The lone dissenting justice, Byron White, objected that the effect of the court's ruling was to deny tribal members equal protection under the laws: They were effectively blocked from making civil rights claims against their own governments in federal courts.

That is where things stand today for the 306 Nooksacks and members of dozens of other tribes facing expulsions, Wilkins said.

"They are in a legal wonderland, and I find that incredibly discouraging as a Native American political scientist," Wilkins said.

He fears that if tribal leaders get too reckless in their use of sovereign powers against their own people, the principle of tribal sovereignty itself could someday be weakened by new court rulings or acts of Congress.
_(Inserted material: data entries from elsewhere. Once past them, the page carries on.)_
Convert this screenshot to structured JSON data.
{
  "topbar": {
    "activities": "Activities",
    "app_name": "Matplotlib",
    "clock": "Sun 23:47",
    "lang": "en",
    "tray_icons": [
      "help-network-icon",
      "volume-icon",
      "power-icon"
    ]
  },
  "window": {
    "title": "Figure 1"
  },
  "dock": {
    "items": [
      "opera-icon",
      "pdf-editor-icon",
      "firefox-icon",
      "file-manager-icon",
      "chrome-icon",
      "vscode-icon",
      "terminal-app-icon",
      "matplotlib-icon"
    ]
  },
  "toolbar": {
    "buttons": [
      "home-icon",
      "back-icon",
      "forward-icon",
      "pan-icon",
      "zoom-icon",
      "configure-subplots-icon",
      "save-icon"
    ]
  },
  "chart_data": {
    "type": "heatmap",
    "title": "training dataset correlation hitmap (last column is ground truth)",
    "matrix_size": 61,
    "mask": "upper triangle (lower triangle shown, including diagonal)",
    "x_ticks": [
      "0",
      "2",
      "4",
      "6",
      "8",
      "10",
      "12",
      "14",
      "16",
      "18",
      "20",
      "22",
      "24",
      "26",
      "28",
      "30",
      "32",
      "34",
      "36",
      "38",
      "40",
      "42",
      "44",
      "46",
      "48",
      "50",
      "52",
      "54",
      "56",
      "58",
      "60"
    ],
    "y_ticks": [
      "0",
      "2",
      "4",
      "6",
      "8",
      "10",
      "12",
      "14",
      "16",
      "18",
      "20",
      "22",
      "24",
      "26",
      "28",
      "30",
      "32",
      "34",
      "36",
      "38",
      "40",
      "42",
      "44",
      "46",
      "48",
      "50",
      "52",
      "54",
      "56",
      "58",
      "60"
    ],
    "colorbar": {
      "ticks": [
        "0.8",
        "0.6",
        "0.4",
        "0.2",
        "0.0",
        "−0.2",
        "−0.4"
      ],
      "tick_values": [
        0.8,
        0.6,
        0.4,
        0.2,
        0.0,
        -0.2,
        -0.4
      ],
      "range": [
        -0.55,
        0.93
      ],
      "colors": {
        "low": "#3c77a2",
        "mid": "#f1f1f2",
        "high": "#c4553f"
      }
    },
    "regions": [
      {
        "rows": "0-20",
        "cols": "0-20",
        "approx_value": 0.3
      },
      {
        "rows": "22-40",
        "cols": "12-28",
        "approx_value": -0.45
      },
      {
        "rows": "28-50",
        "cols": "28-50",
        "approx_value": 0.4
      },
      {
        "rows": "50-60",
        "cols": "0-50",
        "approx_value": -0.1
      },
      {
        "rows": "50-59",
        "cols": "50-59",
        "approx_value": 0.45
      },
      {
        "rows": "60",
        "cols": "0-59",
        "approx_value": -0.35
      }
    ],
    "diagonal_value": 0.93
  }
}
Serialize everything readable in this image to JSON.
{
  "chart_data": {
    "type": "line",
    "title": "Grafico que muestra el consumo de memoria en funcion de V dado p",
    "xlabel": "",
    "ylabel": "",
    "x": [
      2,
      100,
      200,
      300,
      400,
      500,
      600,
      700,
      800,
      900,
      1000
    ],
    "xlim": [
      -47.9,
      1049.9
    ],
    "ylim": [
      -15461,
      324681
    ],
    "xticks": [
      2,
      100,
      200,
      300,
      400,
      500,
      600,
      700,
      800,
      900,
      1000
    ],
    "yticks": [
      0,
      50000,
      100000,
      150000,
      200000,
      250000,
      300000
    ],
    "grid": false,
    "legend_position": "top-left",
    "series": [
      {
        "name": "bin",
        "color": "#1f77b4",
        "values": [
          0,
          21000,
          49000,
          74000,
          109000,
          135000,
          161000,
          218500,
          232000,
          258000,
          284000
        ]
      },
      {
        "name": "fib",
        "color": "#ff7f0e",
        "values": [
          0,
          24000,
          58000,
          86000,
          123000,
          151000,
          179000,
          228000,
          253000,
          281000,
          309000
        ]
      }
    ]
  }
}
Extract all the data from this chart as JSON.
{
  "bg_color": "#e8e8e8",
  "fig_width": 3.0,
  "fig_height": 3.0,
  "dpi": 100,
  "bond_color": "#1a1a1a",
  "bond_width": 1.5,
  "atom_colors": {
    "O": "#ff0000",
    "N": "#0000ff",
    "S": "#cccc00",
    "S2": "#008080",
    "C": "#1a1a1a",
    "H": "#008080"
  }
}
Robert Anderson, director of the Native American Law Center at the University of Washington, thinks that is unlikely. He doesn't see any political momentum to prompt Congressional action, and courts seem content to point to the 1978 Supreme Court ruling and stay out of tribal membership disputes. He doesn't think it likely that any of that will change in the Nooksack case.

"There have been other attempts to try to circumvent Santa Clara Pueblo," Anderson said. "The courts have been pretty firmly rejecting the notion that the Indian Civil Rights Act has implied federal court review in it."

That likely leaves the fate of the 306 Nooksacks to be decided by tribal courts. As of now, the expulsion process is on hold pending review by the tribal court of appeals.